Airport in Van Nuys, Los Angeles, California, U.S.

Van Nuys Airport is a public airport in the Van Nuys neighborhood of the City of Los Angeles. The airport is operated by Los Angeles World Airports (LAWA), a branch of the Los Angeles city government, which also operates Los Angeles International Airport (LAX). Van Nuys is one of the busiest general aviation airports in the world, with the airport's two parallel runways averaging over 230,000 takeoffs and landings annually.

Van Nuys is home to news, medical transport, and tour helicopter operators, the air operations unit of the Los Angeles City Fire Department, and a maintenance base for Los Angeles Police Department and Los Angeles Department of Water and Power helicopters.

Originally opened as Metropolitan Airport on December 17, 1928, the airport became the Van Nuys Army Air Field during World War II, was renamed the San Fernando Valley Airport after the war, before taking its current name in 1957.

The airport is also home to LAWA's FlyAway terminal, where passengers bound for LAX can park and board buses that run nonstop between Van Nuys and LAX.
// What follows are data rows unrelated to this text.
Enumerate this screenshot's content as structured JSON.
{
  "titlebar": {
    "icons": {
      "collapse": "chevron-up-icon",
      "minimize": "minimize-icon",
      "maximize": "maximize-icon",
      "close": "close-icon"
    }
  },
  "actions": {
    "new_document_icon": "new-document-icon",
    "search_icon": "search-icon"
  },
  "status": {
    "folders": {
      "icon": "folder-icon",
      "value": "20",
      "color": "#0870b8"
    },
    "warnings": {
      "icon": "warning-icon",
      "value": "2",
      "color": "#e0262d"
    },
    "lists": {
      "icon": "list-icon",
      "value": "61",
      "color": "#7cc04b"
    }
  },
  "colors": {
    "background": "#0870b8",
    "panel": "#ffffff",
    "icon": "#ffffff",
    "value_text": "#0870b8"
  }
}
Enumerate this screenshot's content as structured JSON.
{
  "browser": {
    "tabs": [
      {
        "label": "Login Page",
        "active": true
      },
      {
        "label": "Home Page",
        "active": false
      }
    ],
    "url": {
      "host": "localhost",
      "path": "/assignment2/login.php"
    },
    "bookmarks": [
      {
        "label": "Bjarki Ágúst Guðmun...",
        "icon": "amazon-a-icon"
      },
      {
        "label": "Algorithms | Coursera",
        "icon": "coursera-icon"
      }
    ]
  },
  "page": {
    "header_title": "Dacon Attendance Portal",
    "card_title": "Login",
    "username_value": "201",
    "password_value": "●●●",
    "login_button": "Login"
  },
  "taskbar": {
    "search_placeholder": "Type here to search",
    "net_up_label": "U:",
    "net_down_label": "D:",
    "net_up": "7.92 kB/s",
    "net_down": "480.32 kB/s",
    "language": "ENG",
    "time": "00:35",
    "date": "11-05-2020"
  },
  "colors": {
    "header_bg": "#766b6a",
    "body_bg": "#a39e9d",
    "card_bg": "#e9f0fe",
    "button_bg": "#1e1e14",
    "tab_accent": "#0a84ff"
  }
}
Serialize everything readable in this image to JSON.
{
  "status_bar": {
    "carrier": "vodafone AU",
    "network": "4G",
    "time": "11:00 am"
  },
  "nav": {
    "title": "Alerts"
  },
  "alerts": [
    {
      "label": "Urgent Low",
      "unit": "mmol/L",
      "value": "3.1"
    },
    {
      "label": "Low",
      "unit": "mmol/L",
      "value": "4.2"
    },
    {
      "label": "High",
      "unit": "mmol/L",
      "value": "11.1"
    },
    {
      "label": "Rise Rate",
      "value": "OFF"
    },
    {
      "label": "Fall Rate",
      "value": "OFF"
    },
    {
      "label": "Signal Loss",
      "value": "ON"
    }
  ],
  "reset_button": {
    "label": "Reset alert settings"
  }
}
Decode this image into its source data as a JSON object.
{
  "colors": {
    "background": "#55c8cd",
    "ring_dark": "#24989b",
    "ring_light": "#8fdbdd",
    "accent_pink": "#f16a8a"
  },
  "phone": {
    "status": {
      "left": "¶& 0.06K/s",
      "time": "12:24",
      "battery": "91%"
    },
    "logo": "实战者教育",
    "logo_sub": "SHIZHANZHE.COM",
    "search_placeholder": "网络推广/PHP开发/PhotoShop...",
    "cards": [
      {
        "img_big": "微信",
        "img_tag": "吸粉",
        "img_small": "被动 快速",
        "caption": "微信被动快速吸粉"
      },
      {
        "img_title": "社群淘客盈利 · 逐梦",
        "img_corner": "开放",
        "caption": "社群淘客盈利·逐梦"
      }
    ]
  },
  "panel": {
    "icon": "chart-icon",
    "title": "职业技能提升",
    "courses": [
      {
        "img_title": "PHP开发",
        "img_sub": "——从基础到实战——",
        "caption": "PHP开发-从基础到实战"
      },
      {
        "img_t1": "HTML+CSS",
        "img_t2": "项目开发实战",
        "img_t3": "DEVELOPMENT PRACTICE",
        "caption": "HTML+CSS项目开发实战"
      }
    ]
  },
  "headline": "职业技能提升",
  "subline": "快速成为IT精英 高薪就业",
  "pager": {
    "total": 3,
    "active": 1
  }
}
Van Nuys Airport has multiple noise abatement policies and strategies which includes awarding jet operators with the Friendly Flyer Award for reduced noise.

==History==
Van Nuys Airport opened on December 17, 1928, the 25th anniversary of the Wright Brothers' first flight, as Metropolitan Airport. The airfield was run by a small group of citizens who established a corporation. The airport was spread out on 80 acres, surrounded by trees and farmland. The airport was mostly used for general aviation, but also became popular with Hollywood stars of the era, and notably was the filming location of the iconic airport scene in the 1942 film Casablanca. Also notable were the scenes of the reckless flight (and other scenes) of Laurel and Hardy in the 1939 film The Flying Deuces.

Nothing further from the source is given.